On Tue, Apr 10, 2018 at 7:16 PM, Jordan Argyle <jordana...@gmail.com> wrote:
> My immediate issue is that I tried to compile SageMath from the Github (git
> clone https://github.com/sagemath/sage.git), and it broke trying to compile
> Python. Logs are attached. Note that I tried to build python 3 times, so
> there's a little repeat at the end of the logs.
>
> However, my ultimate goal is to set up a multi-dev box. Basically, I want to
> create a single Anaconda/Jupyter install that has some 15 kernels in it,
> including SageMath. I'm somewhat knew to building code and such, but I'm not
> completely at ground zero. While help fixing the python problem would be
> appreciated, I would rather have some help thinking through how to compile
> SageMath and hook it up to my existing Anaconda install...and how to create
> a Python environment for it! I already have several other codes with their
> own environments built (special-use software stuff), and I'd like to avoid
> having multiple python instances running. I did find this, but that's not
> really the solution I'm hoping for.
>
> I'm running Ubuntu on a VM, giving it 4 GB of RAM and 4 cores. If you need
> any more info, let me know. I know this has come up a few times in forums
> and things.
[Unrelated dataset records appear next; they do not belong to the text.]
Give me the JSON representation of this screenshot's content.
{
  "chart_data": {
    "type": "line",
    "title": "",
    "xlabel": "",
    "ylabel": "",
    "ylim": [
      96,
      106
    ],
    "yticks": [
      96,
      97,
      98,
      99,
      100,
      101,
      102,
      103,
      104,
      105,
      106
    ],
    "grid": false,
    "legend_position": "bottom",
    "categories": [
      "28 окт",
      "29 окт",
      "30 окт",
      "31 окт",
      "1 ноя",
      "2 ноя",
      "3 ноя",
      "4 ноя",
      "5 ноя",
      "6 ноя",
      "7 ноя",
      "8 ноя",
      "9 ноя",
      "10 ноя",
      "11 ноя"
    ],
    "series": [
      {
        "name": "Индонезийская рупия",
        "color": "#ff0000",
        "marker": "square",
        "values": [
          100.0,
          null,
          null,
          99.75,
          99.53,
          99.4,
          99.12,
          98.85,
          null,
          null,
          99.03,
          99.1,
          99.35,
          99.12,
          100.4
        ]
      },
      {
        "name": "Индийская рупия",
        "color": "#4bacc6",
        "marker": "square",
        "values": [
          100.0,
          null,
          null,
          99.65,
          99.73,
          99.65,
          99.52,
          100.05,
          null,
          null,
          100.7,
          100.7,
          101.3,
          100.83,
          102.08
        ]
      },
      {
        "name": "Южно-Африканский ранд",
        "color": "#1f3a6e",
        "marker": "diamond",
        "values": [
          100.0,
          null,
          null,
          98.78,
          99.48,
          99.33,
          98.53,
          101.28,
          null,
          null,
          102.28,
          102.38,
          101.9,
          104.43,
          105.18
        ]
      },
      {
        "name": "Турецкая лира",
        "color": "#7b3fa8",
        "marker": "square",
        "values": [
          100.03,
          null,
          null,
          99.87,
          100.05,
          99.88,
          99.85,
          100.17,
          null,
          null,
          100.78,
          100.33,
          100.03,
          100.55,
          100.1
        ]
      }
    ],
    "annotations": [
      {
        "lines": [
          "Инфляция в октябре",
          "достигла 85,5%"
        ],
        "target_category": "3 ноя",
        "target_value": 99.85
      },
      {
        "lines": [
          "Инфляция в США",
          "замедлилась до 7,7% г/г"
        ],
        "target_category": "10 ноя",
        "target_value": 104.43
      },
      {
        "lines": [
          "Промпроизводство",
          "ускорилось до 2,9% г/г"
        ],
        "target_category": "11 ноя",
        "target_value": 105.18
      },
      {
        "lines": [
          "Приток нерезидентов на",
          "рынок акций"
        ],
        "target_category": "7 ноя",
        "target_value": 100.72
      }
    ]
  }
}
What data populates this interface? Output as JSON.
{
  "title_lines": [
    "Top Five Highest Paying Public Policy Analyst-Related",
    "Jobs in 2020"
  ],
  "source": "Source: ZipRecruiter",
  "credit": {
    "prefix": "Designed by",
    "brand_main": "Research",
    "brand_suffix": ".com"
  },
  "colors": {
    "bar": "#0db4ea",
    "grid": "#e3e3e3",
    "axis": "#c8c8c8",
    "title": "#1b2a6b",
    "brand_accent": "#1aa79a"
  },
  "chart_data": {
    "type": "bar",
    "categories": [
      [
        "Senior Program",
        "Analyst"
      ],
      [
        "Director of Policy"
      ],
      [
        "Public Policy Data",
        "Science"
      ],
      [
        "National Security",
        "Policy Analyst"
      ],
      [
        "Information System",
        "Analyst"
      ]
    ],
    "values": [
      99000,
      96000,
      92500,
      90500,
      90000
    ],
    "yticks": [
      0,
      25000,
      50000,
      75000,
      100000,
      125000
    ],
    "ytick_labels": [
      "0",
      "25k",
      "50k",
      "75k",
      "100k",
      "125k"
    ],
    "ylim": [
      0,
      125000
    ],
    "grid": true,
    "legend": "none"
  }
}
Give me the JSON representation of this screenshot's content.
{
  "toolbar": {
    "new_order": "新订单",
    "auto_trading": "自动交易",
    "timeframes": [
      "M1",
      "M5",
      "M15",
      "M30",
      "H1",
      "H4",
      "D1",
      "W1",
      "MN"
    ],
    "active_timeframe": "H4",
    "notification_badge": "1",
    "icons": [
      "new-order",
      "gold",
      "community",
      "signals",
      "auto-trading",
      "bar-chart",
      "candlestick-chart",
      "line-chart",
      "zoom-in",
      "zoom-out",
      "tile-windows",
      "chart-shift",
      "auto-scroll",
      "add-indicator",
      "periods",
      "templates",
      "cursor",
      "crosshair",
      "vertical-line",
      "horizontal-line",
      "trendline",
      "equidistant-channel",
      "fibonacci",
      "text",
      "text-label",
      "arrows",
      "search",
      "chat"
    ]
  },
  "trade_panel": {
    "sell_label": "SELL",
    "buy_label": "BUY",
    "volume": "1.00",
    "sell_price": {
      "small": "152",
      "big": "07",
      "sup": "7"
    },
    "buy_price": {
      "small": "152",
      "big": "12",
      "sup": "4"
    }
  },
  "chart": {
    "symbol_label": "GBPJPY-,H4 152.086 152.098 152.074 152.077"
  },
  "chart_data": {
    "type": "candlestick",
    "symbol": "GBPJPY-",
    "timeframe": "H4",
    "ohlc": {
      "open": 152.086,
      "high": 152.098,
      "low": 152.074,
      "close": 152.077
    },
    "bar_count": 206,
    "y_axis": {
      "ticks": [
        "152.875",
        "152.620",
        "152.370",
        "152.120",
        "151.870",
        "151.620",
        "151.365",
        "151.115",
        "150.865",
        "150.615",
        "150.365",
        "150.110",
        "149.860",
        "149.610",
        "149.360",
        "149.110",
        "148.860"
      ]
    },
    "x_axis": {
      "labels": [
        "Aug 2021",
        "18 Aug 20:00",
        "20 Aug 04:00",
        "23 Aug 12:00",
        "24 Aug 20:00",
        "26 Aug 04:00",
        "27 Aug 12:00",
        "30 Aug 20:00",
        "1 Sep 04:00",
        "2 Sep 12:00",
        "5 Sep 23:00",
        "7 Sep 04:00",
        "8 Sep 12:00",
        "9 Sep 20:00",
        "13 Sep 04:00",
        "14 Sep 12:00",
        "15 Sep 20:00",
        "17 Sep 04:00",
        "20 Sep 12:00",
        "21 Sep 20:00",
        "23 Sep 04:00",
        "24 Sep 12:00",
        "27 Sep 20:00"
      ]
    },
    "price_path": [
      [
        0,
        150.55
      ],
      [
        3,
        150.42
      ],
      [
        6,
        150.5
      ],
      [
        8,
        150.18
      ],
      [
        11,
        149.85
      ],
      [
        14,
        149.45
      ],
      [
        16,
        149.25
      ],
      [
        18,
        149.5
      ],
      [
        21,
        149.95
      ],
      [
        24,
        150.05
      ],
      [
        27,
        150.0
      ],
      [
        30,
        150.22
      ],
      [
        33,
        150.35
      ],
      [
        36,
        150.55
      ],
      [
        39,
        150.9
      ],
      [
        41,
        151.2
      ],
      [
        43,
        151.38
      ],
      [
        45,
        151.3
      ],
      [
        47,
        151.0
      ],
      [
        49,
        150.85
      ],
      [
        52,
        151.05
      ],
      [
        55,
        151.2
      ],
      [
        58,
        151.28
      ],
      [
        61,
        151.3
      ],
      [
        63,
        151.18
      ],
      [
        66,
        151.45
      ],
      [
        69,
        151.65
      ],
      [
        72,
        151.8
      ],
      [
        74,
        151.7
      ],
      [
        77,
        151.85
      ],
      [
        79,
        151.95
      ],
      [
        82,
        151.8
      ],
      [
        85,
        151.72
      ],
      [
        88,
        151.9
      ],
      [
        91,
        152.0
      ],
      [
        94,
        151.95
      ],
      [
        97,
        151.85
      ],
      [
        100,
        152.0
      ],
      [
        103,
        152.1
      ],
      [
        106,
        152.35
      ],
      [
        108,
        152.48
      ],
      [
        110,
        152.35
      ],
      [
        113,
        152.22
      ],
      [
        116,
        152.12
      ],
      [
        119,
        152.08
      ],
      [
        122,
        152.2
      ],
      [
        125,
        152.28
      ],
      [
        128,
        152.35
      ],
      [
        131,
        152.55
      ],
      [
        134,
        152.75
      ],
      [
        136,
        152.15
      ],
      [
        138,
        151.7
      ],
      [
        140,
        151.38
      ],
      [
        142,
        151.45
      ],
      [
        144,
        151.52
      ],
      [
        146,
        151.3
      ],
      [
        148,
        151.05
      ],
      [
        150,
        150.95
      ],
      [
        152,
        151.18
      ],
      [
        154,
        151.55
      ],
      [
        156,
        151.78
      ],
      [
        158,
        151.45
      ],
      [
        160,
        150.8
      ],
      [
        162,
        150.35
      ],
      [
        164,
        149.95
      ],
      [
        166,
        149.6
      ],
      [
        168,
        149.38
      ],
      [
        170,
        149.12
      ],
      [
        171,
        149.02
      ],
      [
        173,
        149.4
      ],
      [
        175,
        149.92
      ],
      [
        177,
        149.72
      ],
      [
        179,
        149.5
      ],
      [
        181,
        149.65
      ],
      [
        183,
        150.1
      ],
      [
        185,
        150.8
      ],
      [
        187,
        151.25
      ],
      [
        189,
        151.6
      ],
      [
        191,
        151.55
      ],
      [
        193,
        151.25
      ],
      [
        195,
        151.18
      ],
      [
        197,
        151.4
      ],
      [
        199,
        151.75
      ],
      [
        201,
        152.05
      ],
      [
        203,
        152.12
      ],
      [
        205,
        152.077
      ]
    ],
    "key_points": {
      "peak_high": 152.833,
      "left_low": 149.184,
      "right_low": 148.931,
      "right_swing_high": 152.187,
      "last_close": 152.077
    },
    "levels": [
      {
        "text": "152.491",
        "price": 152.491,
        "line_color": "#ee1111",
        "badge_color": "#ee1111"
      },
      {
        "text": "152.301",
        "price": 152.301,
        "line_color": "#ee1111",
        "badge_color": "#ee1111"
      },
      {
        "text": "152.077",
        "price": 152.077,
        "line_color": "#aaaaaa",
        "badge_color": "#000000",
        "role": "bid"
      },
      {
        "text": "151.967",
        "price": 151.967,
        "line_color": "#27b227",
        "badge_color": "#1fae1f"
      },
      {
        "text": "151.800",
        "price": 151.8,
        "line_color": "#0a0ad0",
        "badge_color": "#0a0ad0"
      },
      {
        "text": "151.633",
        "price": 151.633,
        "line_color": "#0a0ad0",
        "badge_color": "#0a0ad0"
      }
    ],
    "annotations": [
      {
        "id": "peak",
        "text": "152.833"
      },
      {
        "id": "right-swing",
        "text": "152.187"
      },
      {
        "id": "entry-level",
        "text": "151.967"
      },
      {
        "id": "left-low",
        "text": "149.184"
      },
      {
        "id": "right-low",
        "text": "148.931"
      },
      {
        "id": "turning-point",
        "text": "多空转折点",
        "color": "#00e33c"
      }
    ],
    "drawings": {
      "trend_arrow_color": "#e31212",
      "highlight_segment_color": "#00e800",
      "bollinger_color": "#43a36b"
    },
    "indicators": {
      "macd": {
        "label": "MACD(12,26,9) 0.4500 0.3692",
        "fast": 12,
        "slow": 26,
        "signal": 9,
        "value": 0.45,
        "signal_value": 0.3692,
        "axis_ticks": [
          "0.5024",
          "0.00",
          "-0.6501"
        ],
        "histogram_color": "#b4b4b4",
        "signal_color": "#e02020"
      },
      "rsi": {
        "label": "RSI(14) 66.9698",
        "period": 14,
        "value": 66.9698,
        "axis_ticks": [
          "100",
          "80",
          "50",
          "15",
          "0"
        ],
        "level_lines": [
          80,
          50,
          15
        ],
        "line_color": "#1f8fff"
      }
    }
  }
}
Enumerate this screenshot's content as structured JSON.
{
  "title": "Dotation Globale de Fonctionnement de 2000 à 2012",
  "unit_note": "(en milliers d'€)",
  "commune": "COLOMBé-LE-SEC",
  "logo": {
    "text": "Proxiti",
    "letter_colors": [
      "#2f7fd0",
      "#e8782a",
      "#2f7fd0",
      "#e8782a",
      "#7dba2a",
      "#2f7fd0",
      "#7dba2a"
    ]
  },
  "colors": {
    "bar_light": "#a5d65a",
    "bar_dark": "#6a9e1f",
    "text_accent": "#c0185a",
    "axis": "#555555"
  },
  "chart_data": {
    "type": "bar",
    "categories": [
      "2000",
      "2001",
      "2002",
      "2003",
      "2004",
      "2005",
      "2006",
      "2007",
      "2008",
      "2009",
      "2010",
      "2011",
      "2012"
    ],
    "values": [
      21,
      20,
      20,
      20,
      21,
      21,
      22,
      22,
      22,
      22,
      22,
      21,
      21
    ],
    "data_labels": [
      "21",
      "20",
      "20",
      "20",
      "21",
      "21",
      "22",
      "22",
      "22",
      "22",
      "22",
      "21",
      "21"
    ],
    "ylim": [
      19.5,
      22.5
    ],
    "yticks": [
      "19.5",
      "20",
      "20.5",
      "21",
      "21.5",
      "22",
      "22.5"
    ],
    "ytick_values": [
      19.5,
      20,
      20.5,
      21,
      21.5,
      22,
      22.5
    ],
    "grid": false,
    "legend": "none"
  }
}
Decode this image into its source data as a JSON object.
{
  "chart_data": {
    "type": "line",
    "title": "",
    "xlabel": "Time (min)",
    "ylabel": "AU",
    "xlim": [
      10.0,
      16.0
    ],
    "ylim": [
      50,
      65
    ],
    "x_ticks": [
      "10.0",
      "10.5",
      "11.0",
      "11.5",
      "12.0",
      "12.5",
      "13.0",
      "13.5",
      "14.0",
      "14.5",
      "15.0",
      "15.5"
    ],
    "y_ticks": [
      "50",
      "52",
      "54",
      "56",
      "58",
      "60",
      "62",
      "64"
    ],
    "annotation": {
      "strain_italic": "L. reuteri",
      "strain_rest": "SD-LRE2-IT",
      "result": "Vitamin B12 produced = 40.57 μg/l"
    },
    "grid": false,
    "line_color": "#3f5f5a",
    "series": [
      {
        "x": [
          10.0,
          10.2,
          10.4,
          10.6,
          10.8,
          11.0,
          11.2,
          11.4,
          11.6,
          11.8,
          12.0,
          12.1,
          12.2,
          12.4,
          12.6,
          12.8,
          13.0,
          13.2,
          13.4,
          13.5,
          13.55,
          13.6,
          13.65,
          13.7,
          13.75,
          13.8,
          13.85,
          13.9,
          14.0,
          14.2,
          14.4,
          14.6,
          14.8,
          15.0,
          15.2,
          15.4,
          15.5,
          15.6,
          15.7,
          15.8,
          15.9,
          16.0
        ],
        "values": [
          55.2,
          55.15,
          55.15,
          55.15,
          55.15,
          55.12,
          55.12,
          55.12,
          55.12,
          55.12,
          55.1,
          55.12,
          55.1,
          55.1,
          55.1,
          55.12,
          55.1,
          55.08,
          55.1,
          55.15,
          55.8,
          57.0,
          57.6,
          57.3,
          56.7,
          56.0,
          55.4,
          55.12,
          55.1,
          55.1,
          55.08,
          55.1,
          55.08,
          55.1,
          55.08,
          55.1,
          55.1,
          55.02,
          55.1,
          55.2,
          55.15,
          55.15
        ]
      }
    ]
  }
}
I'm willing to write out the instructions for how I got it going
> and post them here to be put on the various forums/instructions/web
> sites/etc, but I need some help from people much better at computers than I.
> Thank you!

Hi Jordan,

First of all, on the conda stuff, there is already an (still
"experimental" I think) Sage package for conda.  See

https://wiki.sagemath.org/Conda
https://github.com/conda-forge/sage-feedstock

I'm not exactly sure how that fits in with your vision, but most
likely if you want to use Sage in Anaconda, playing with that and also
seeing what work is needed for it would be the place to start.  As it
is you can also create a Jupyter kernel that runs a Sage installation
that's separate from the Python installation that Jupyter is running
in--this has already been done before.  But the way
Sage-the-distribution works it doesn't otherwise make sense to somehow
"hook" Sage into a different Python installation.  It's just asking
for trouble.  So I would look into the Sage package for conda.

As for your Python build issue I'm not sure.  It looks like it's
failing on a flag being passed to your gcc: "-fp-model strict".
That's an option for Intel Compiler and is not recognized from gcc.
I'm not sure where that came from unless it came from your environment
somehow.  Sage doesn't support compiling with ICC AFAIK.